Experiment #2: Keeping Tabs on Competitors
One thing I like to do is put together a monthly industry newsletter where I highlight any news that would be good for the team to be aware of.
I love the research part of my job, so this is a task I really enjoy. However, checking in on competitor news is a huge pain because, before AI, I would have to Google each competitor one at a time to see if anything new popped up.
So I wanted to see if I could create a Gem to help.
Role: You are a product marketer whose goal is to stay up to date on any publicly available news about competitors.
Task: Search the internet for any news articles that have been published in the last 30 days about [competitors].
Output: When sharing results, please group the articles by company and provide a URL to each news article.
This prompt means I get only recent news, and I can click on the links to read the articles myself.
The Results: What Worked and What Didn’t
Both experiments have definitely saved me time, but the Slack summary took a bit more refining to get me what I needed.

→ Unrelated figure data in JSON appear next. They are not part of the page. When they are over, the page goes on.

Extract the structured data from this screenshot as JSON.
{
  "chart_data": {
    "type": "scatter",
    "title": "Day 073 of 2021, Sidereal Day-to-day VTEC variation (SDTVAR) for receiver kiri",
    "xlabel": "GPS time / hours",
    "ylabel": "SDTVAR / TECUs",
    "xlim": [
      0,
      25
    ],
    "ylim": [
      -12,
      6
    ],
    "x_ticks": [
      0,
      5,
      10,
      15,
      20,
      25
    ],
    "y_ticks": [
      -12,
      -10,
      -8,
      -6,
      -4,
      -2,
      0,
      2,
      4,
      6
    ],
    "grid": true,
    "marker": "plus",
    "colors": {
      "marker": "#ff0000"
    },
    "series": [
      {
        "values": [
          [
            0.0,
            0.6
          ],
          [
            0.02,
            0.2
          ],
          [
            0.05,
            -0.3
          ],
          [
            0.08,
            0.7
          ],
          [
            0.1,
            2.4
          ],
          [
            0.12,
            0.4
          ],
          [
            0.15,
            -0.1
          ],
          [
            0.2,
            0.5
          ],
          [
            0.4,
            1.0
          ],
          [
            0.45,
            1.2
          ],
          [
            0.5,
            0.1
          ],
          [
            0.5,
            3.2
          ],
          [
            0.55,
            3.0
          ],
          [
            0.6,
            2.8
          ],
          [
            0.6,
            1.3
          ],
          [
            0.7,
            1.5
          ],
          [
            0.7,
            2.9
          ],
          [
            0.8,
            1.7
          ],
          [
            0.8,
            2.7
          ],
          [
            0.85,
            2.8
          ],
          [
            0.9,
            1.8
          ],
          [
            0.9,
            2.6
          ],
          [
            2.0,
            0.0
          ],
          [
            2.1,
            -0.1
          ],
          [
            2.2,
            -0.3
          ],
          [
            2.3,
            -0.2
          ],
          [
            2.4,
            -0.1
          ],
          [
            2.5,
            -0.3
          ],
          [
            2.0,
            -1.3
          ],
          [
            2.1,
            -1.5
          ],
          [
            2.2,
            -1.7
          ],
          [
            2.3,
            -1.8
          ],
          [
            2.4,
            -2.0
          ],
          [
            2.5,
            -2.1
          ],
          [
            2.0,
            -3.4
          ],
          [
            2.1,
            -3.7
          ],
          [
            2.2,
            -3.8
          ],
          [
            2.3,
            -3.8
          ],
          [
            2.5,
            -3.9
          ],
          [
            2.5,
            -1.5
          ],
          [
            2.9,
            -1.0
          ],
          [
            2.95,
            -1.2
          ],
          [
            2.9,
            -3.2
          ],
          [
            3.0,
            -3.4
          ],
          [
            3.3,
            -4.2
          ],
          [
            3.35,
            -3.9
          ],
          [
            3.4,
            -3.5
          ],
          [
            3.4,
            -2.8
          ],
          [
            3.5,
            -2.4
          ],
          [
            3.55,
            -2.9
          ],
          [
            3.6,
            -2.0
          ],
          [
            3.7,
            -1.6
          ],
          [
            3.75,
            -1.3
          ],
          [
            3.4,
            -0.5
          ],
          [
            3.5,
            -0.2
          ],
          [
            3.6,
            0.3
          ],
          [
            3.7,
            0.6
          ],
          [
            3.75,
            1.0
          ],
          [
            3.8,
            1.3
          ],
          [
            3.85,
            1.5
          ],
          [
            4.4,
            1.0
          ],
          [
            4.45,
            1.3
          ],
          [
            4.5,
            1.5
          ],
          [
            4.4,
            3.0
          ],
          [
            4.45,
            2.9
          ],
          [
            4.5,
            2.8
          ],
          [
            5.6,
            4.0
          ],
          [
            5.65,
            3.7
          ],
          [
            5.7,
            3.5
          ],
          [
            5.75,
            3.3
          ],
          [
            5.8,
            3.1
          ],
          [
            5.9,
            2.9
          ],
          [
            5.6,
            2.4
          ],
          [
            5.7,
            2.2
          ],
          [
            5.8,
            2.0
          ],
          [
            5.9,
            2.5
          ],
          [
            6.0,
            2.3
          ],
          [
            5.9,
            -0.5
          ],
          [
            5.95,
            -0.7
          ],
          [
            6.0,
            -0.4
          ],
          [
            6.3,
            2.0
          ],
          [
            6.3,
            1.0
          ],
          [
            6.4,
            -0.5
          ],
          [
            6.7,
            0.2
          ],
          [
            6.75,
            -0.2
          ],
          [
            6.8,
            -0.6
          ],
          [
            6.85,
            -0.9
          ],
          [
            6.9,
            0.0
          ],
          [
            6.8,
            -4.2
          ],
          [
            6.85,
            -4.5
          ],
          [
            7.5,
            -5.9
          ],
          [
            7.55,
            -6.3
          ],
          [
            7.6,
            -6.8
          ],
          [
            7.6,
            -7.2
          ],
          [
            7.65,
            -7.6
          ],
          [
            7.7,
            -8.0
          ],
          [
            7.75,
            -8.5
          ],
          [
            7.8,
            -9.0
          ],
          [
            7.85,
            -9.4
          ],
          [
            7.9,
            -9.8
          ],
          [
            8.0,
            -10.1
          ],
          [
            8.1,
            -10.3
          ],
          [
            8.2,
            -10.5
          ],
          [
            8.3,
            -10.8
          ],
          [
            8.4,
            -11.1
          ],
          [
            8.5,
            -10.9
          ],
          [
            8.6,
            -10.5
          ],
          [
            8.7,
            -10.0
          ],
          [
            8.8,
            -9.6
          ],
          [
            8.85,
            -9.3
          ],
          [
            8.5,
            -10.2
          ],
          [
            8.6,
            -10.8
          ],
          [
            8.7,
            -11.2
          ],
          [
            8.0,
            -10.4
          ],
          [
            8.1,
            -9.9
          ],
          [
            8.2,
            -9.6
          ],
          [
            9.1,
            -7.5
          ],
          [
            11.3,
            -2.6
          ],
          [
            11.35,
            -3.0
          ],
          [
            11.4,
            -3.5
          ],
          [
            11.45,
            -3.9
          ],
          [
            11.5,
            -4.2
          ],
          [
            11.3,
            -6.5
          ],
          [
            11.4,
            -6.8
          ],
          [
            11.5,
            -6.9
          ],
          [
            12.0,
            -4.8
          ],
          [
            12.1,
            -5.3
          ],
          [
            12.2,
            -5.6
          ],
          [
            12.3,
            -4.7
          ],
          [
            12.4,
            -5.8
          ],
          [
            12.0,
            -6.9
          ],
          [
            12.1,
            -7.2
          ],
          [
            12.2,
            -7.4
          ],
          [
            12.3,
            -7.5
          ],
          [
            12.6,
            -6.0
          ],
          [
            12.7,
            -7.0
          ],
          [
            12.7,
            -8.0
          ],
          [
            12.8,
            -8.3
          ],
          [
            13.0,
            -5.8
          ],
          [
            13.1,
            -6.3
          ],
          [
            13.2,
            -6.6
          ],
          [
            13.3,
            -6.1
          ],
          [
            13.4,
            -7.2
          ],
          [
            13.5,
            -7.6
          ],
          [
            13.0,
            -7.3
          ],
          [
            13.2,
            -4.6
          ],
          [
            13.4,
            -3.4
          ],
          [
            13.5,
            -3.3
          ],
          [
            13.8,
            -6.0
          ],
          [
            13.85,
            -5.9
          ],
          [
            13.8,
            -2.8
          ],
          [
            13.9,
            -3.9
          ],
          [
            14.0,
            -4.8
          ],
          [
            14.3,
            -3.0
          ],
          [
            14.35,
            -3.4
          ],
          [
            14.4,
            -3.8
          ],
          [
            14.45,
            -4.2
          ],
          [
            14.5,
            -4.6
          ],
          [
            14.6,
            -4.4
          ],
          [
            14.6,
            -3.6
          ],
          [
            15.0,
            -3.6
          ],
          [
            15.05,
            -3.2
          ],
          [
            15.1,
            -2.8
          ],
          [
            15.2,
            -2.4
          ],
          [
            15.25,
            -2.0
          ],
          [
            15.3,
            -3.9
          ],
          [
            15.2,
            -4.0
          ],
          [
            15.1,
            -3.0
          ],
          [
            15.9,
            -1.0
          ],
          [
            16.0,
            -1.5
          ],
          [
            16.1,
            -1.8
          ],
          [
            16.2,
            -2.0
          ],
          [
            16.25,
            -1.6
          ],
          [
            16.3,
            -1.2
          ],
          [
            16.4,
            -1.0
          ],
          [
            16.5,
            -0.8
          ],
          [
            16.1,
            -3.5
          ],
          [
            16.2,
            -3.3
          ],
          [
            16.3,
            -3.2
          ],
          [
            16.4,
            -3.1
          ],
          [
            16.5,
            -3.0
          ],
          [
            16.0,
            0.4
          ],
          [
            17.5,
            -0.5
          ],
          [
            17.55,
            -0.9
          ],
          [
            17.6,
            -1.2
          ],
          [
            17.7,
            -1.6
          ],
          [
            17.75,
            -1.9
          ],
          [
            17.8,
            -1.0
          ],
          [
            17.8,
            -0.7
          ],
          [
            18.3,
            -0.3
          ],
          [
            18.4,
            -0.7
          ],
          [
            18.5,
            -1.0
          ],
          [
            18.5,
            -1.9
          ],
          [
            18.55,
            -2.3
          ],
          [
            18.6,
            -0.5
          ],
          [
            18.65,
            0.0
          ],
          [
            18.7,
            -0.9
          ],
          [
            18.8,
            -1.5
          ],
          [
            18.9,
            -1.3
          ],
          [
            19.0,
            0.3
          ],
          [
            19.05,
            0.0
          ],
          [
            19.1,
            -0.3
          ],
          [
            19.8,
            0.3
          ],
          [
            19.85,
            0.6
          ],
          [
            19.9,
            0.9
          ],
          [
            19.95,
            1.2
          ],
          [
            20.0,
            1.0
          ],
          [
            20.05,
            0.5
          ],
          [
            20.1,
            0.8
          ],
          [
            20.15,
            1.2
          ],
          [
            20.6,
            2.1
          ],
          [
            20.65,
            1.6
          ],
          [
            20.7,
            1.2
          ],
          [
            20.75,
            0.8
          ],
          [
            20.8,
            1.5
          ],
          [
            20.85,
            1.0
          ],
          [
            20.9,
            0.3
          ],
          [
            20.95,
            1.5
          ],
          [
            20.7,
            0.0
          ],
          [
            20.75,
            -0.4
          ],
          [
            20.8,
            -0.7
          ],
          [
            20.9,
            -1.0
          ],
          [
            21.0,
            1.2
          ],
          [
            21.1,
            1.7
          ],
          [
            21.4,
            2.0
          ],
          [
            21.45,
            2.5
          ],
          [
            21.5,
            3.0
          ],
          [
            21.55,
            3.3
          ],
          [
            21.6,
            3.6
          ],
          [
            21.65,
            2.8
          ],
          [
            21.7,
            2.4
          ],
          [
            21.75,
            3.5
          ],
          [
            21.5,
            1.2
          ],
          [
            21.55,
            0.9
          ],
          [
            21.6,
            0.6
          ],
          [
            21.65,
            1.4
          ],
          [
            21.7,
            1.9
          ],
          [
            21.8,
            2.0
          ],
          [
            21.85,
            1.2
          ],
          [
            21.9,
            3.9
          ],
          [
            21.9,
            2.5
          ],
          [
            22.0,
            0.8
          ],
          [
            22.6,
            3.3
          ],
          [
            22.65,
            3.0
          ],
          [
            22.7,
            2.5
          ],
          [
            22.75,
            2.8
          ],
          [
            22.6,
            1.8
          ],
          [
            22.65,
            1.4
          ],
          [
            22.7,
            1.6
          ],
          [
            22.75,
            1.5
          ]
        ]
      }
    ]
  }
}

Results: Slack Summary Gem
The Slack Summary Gem took more refining because I really needed it to imitate my voice better. The first few times I used it, I ended up having to rewrite most of the summary, so it wasn’t much of a time saver. What finally solved it was adding actual examples from my past work to the Gem prompt. That gave the Gem something to model itself after. I still have to do light revisions and tweaks, but now that it has good examples, it definitely saves me time.
Ultimately, this use case probably saves me around 10-15 minutes every time I share a resource, which adds up!

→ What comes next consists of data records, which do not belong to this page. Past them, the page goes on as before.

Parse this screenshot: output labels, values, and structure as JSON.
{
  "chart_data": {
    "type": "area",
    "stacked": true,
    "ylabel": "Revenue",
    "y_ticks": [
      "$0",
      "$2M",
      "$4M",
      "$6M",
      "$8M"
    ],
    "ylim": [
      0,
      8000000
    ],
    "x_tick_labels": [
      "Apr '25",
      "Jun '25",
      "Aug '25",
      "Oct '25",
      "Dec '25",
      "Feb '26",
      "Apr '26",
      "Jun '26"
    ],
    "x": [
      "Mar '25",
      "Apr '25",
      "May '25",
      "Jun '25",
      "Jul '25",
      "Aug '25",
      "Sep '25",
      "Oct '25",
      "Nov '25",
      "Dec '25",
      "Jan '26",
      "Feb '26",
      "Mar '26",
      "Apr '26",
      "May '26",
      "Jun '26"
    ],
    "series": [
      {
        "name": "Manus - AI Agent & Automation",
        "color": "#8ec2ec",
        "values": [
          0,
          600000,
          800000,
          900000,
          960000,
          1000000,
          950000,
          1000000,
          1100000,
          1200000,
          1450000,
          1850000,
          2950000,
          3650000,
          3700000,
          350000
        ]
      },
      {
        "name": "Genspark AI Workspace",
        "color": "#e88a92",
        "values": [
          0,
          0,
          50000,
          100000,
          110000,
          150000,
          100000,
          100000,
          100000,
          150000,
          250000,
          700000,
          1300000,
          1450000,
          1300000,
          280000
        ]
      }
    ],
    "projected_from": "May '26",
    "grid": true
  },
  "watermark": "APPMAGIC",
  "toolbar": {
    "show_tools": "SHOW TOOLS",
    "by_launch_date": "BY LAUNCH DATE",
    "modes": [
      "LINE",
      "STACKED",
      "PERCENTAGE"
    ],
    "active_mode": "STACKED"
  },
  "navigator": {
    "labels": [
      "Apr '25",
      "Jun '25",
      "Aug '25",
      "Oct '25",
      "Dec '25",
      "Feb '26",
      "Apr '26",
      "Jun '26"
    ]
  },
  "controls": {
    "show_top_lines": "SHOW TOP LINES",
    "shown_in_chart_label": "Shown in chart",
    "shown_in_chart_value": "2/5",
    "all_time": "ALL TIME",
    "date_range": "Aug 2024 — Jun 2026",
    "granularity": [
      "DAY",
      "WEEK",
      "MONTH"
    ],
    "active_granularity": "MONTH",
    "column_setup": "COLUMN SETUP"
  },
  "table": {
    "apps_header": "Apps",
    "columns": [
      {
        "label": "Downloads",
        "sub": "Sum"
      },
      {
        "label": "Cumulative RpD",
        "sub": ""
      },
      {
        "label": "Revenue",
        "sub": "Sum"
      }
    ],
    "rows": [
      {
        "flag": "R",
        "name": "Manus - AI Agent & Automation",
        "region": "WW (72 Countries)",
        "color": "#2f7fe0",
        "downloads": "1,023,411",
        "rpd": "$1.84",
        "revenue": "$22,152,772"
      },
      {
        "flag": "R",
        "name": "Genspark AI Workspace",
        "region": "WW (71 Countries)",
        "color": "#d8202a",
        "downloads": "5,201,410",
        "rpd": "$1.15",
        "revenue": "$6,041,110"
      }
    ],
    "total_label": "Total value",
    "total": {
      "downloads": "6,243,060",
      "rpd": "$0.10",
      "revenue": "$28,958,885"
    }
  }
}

Results: Competitor Research Gem
This one was a home run right away. I double-checked with manual research, and Gemini was catching all the articles I would have found on my own. This kind of research is more exploratory for me, meaning that I just want to know what is out there more than I want to answer a specific question. So by using AI to give me all the relevant links in less than 30 seconds, I have more time to read the articles and just learn what is going on in the industry!

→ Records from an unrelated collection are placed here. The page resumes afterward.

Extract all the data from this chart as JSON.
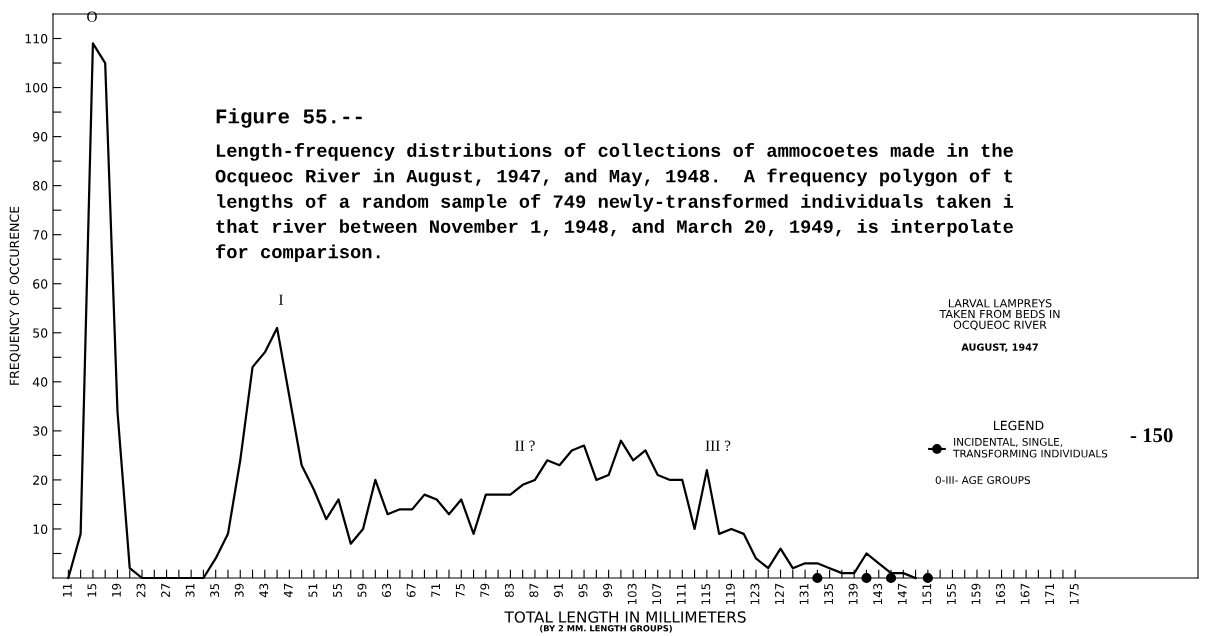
{
  "chart_data": {
    "type": "line",
    "xlabel": "TOTAL LENGTH IN MILLIMETERS",
    "ylabel": "FREQUENCY OF OCCURENCE",
    "legend_title": "LEGEND",
    "legend": "center right",
    "grid": false,
    "xlim": [
      8.5,
      195
    ],
    "ylim": [
      0,
      115
    ],
    "xticks": [
      11,
      {
        "value": 13,
        "label": null
      },
      15,
      {
        "value": 17,
        "label": null
      },
      19,
      {
        "value": 21,
        "label": null
      },
      23,
      {
        "value": 25,
        "label": null
      },
      27,
      {
        "value": 29,
        "label": null
      },
      31,
      {
        "value": 33,
        "label": null
      },
      35,
      {
        "value": 37,
        "label": null
      },
      39,
      {
        "value": 41,
        "label": null
      },
      43,
      {
        "value": 45,
        "label": null
      },
      47,
      {
        "value": 49,
        "label": null
      },
      51,
      {
        "value": 53,
        "label": null
      },
      55,
      {
        "value": 57,
        "label": null
      },
      59,
      {
        "value": 61,
        "label": null
      },
      63,
      {
        "value": 65,
        "label": null
      },
      67,
      {
        "value": 69,
        "label": null
      },
      71,
      {
        "value": 73,
        "label": null
      },
      75,
      {
        "value": 77,
        "label": null
      },
      79,
      {
        "value": 81,
        "label": null
      },
      83,
      {
        "value": 85,
        "label": null
      },
      87,
      {
        "value": 89,
        "label": null
      },
      91,
      {
        "value": 93,
        "label": null
      },
      95,
      {
        "value": 97,
        "label": null
      },
      99,
      {
        "value": 101,
        "label": null
      },
      103,
      {
        "value": 105,
        "label": null
      },
      107,
      {
        "value": 109,
        "label": null
      },
      111,
      {
        "value": 113,
        "label": null
      },
      115,
      {
        "value": 117,
        "label": null
      },
      119,
      {
        "value": 121,
        "label": null
      },
      123,
      {
        "value": 125,
        "label": null
      },
      127,
      {
        "value": 129,
        "label": null
      },
      131,
      {
        "value": 133,
        "label": null
      },
      135,
      {
        "value": 137,
        "label": null
      },
      139,
      {
        "value": 141,
        "label": null
      },
      143,
      {
        "value": 145,
        "label": null
      },
      147,
      {
        "value": 149,
        "label": null
      },
      151,
      {
        "value": 153,
        "label": null
      },
      155,
      {
        "value": 157,
        "label": null
      },
      159,
      {
        "value": 161,
        "label": null
      },
      163,
      {
        "value": 165,
        "label": null
      },
      167,
      {
        "value": 169,
        "label": null
      },
      171,
      {
        "value": 173,
        "label": null
      },
      175
    ],
    "yticks": [
      {
        "value": 5,
        "label": null
      },
      10,
      {
        "value": 15,
        "label": null
      },
      20,
      {
        "value": 25,
        "label": null
      },
      30,
      {
        "value": 35,
        "label": null
      },
      40,
      {
        "value": 45,
        "label": null
      },
      50,
      {
        "value": 55,
        "label": null
      },
      60,
      {
        "value": 65,
        "label": null
      },
      70,
      {
        "value": 75,
        "label": null
      },
      80,
      {
        "value": 85,
        "label": null
      },
      90,
      {
        "value": 95,
        "label": null
      },
      100,
      {
        "value": 105,
        "label": null
      },
      110
    ],
    "series": [
      {
        "color": "#000000",
        "marker": "none",
        "line_style": "solid",
        "x": [
          11,
          13,
          15,
          17,
          19,
          21,
          23,
          25,
          27,
          29,
          31,
          33,
          35,
          37,
          39,
          41,
          43,
          45,
          47,
          49,
          51,
          53,
          55,
          57,
          59,
          61,
          63,
          65,
          67,
          69,
          71,
          73,
          75,
          77,
          79,
          81,
          83,
          85,
          87,
          89,
          91,
          93,
          95,
          97,
          99,
          101,
          103,
          105,
          107,
          109,
          111,
          113,
          115,
          117,
          119,
          121,
          123,
          125,
          127,
          129,
          131,
          133,
          135,
          137,
          139,
          141,
          143,
          145,
          147,
          149
        ],
        "values": [
          0,
          9,
          109,
          105,
          34,
          2,
          0,
          0,
          0,
          0,
          0,
          0,
          4,
          9,
          24,
          43,
          46,
          51,
          37,
          23,
          18,
          12,
          16,
          7,
          10,
          20,
          13,
          14,
          14,
          17,
          16,
          13,
          16,
          9,
          17,
          17,
          17,
          19,
          20,
          24,
          23,
          26,
          27,
          20,
          21,
          28,
          24,
          26,
          21,
          20,
          20,
          10,
          22,
          9,
          10,
          9,
          4,
          2,
          6,
          2,
          3,
          3,
          2,
          1,
          1,
          5,
          3,
          1,
          1,
          0
        ]
      },
      {
        "type": "scatter",
        "name": "INCIDENTAL, SINGLE,\nTRANSFORMING INDIVIDUALS",
        "color": "#000000",
        "marker": "circle",
        "x": [
          133,
          141,
          145,
          151
        ],
        "values": [
          0,
          0,
          0,
          0
        ]
      }
    ],
    "annotations": [
      "O",
      "I",
      "II ?",
      "III ?",
      "Figure 55.--",
      "Length-frequency distributions of collections of ammocoetes made in the\nOcqueoc River in August, 1947, and May, 1948.  A frequency polygon of t\nlengths of a random sample of 749 newly-transformed individuals taken i\nthat river between November 1, 1948, and March 20, 1949, is interpolate\nfor comparison.",
      "LARVAL LAMPREYS\nTAKEN FROM BEDS IN\nOCQUEOC RIVER",
      "AUGUST, 1947",
      "0-III- AGE GROUPS",
      "- 150",
      "(BY 2 MM. LENGTH GROUPS)"
    ]
  }
}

My only real note with this use case is that it is possible that it would miss something key. Because I do this monthly, I feel pretty confident I’m catching the most important news, but if you are using this type of research on something that it is critical that you don’t miss out on the details, double checking is always a good call!
Conclusion
While my actual laundry basket remains untouched, I'm slowly building a digital assistant for the professional equivalent. The trick is figuring out which tasks are worth handing off and then being patient enough to refine your prompts until they actually work (looking at you, Slack summary Gem).
Both of these experiments proved that AI can be a solid teammate for handling the administrative pieces, even if it takes some trial and error to get there. The question isn't whether AI will do our laundry, but whether we'll be intentional about which tasks we hand off so we can protect time for the work that matters most (but also…please do my laundry AI).